We first look to the requirements for a valid deed, as set forth in ? 35-4-20, Ala. Code 1975:
“Conveyances for the alienation of lands must be written or printed, or partly written and partly printed, on parchment or paper, and must be signed at their foot by the contracting party or his agent having a written authority; or, if he is not able to sign his name, then his name must be written for him, with the words ‘his mark’ written against the same, or over it; the execution of such conveyance must be attested by one witness or, where the party cannot write, by two witnesses who are able to write and who must write their names as witnesses; or, if he can write his name but does not do so and his name is written for him by another, then the execution must be attested by two witnesses who can and do write their names.”
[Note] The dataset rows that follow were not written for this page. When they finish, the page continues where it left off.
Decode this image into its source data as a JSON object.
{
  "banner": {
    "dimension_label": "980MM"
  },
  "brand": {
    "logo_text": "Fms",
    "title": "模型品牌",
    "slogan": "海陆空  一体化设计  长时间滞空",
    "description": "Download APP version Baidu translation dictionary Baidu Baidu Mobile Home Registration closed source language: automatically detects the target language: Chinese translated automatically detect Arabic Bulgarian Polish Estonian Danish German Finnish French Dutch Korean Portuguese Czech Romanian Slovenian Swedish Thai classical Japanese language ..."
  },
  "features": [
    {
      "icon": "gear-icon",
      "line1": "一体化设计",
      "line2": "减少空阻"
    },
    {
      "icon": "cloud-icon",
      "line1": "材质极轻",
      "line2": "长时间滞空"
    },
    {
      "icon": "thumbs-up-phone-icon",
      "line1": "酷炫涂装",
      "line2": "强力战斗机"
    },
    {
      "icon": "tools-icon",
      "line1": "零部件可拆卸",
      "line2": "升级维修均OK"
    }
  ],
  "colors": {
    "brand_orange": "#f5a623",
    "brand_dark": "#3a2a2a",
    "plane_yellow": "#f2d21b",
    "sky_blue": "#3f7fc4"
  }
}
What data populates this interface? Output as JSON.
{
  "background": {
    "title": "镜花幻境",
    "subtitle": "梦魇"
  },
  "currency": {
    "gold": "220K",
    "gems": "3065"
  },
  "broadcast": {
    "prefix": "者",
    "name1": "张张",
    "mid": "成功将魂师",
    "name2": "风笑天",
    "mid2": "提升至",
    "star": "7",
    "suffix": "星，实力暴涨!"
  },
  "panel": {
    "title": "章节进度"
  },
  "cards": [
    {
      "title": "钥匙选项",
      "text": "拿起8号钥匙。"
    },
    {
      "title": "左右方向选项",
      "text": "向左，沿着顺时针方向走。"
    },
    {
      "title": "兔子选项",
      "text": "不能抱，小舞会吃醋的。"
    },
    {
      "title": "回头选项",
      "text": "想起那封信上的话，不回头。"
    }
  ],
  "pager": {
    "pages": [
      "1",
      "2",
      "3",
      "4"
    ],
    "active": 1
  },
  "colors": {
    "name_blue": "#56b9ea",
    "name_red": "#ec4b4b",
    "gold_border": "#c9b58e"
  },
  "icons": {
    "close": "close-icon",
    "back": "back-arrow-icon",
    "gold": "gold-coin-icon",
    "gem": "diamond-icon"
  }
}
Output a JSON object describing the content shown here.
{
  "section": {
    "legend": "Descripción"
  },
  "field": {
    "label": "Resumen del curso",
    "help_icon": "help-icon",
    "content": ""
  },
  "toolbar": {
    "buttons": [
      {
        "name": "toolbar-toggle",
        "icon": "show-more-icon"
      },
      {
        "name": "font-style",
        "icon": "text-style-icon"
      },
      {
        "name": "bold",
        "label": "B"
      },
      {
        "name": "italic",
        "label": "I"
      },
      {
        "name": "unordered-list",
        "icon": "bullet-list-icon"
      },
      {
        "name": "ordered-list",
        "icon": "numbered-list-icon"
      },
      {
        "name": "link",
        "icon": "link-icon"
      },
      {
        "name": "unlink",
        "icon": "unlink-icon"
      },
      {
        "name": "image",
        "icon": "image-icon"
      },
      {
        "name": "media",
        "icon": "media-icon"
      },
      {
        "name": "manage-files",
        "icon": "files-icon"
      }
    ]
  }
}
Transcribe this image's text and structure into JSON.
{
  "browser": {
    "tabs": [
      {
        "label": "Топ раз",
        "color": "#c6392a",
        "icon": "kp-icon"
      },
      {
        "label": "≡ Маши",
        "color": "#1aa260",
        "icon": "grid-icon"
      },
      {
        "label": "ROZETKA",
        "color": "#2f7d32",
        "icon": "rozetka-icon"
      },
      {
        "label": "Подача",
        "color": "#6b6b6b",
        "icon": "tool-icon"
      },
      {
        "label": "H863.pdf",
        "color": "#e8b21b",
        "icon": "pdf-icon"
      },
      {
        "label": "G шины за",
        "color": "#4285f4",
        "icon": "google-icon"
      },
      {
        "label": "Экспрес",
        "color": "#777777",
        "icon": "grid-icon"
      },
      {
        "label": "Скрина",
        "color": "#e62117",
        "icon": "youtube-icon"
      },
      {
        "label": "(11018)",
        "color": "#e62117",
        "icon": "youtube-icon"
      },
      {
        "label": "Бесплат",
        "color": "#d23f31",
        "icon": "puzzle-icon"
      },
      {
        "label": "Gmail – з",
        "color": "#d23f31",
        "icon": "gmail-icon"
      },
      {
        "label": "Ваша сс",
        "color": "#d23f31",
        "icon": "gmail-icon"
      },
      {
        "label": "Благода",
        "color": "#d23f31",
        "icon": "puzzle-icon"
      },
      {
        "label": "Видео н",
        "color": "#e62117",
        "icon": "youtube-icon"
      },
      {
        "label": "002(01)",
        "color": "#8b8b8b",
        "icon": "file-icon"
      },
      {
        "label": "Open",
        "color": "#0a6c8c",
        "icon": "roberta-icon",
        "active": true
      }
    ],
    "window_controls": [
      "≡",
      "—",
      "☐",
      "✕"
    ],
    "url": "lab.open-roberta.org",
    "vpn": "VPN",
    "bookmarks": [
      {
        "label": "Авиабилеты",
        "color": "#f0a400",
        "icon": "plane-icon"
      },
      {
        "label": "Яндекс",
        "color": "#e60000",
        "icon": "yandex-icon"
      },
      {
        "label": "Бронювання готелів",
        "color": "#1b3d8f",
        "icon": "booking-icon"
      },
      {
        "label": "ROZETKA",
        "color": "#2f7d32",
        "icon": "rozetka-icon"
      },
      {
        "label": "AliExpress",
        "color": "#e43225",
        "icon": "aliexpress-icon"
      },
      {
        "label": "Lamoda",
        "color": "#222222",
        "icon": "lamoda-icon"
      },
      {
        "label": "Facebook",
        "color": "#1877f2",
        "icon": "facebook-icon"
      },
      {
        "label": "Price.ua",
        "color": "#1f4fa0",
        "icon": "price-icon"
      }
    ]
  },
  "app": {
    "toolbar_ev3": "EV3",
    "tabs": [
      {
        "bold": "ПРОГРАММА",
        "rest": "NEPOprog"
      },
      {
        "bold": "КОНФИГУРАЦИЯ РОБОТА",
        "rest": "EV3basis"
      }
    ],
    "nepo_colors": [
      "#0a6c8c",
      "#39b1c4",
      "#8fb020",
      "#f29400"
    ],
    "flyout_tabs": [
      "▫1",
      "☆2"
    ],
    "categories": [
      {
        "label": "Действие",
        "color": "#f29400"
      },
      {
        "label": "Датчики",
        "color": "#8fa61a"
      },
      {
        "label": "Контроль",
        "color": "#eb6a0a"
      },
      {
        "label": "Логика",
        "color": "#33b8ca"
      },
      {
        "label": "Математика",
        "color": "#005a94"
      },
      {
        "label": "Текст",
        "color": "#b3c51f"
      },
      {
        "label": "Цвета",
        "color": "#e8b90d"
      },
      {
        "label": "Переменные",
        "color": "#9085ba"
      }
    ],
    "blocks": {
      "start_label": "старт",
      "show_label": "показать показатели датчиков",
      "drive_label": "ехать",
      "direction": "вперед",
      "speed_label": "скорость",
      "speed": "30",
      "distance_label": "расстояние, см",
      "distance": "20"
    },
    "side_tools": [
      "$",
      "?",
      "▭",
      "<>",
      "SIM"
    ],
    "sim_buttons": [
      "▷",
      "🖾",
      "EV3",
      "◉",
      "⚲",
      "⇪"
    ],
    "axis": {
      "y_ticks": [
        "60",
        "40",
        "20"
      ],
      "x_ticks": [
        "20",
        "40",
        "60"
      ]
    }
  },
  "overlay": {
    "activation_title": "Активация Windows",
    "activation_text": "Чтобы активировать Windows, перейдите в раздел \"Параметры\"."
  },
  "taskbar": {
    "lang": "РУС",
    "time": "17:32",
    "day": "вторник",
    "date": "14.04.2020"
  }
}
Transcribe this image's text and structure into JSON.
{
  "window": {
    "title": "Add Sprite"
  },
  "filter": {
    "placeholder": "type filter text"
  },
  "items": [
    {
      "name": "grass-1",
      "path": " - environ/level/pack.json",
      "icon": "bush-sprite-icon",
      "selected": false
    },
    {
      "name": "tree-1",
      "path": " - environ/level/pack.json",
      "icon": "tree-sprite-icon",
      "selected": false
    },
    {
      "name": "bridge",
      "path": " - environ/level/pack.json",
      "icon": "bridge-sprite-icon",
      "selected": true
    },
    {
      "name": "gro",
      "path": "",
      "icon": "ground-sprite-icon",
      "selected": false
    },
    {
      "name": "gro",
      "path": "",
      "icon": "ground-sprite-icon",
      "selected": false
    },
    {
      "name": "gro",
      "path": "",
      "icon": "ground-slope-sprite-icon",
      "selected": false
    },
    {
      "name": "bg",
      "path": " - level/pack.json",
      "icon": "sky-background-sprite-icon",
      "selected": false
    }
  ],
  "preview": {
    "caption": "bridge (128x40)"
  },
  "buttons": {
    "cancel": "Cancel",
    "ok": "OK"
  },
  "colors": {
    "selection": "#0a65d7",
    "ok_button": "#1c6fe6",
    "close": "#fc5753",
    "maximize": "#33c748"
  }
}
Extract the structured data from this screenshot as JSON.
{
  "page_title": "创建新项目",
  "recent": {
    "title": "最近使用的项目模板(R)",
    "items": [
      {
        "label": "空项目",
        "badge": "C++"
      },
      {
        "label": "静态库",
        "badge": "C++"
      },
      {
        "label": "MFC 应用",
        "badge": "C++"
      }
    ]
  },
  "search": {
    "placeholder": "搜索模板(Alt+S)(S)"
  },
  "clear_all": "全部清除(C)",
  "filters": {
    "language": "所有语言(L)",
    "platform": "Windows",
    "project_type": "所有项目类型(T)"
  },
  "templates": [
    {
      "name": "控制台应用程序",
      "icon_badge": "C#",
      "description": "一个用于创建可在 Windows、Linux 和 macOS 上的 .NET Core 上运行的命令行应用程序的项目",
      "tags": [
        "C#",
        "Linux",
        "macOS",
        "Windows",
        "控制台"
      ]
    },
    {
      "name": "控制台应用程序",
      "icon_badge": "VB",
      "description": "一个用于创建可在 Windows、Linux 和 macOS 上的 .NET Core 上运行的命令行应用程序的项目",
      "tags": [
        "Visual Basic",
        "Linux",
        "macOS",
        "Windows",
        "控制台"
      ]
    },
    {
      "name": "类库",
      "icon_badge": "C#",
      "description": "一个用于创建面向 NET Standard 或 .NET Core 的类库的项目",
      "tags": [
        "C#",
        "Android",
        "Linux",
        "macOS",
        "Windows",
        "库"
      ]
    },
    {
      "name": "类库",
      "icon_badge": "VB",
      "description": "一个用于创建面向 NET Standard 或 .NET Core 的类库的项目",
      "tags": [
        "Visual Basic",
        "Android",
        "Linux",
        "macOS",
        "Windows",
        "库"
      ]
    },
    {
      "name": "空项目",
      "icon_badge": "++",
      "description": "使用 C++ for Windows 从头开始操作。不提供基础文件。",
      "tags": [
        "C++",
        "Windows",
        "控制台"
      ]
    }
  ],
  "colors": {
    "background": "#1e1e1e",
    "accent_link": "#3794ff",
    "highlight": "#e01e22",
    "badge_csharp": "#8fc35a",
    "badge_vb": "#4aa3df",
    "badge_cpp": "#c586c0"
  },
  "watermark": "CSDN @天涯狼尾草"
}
This Court has many times considered the question whether a particular writing was aPage 458
deed or was a will. We have declared on those occasions that certain principles may be observed in construction of deeds and wills:
” ‘ ” ‘Deeds are irrevocable; wills are always revocable ? during testamentary capacity; deeds take effect by delivery; wills take effect only after the death of the testator. If a given instrument can be operative as one and not as the other, courts are inclined to hold it to be that to which effect can be given.’ Craft v. Moon, 201 Ala. [11, at 12-13], 75 So. 402 [(1917)]. The form of the instrument is immaterial; the prime object is to carry out the intention of the parties, especially the intention of the grantor; that this intention must, if possible, be gathered from the language used in the paper writing itself. Graves v. Wheeler, 180 Ala. , 61 So. 341 [(1913)]. If the maker intended that an interest or estate in land should vest thereunder before the death of the maker, it is a deed. Mays v. Burleson, 180 Ala. 396, 61 So. 75 [(1913)]; Ferris v. Neville, 89 Am. St. Rep.  488 [127 Mich. 444, 86 N.W. 960
(1901)], note.” ‘ ”
Self v. Self, 212 Ala. 512, 514, 103 So. 591, 592-93 (1925). We have further stated that “the real inquiry in construing the terms of a deed is to ascertain the intention of the parties, especially that of the grantor.” Financial Investment Corp. v.Tukabatchee Area Council, Inc., 353 So.2d 1389, 1391
(Ala. 1977); see Exxon Corp. v. Waite, 564 So.2d 941, 943
After carefully examining the record in this case and the applicable law, we conclude that the document executed by Joseph Rucker before a notary public on December 1, 1992, was a valid deed. First, it met all the requirements of ? 35-4-20. Second, when he executed the document and delivered it to Reba Helen Rucker, Joseph Rucker showed a present intention to convey to her a vested remainder in the real estate now at issue, which included the marital residence. Self v. Self, supra, at 514, 103 So. 591. We agree with Judge Monroe’s dissent:
“The document executed by Joseph Rucker meets all the requirements of a conveyance of real property, i.e., it is written or printed on paper, signed at the foot by Rucker, whose execution of the [document] is attested by a witness, in this case, a notary public. ? 35-4-20, Ala. Code 1975. The wife filed the document as a deed at the probate court. The document can be construed as a deed conveying to the wife a vested remainder in the estate, to be hers in fee simple upon his death, while keeping for himself a life estate in the property. See ? 35-4-211, Ala. Code 1975.”
702 So.2d at 456.
For the reasons stated above, the judgment of the Court of Civil Appeals is due to be reversed and this cause remanded for an order or proceedings consistent with this opinion.
REVERSED AND REMANDED.
HOOPER, C.J., and MADDOX, ALMON, HOUSTON, KENNEDY, COOK, and BUTTS, JJ., concur.
SEE, J., concurs in the result.
[fn1] As stated in the opinion of the Court of Civil Appeals, the ore tenus presumption of correctness does not apply in this case, because the material facts are undisputed.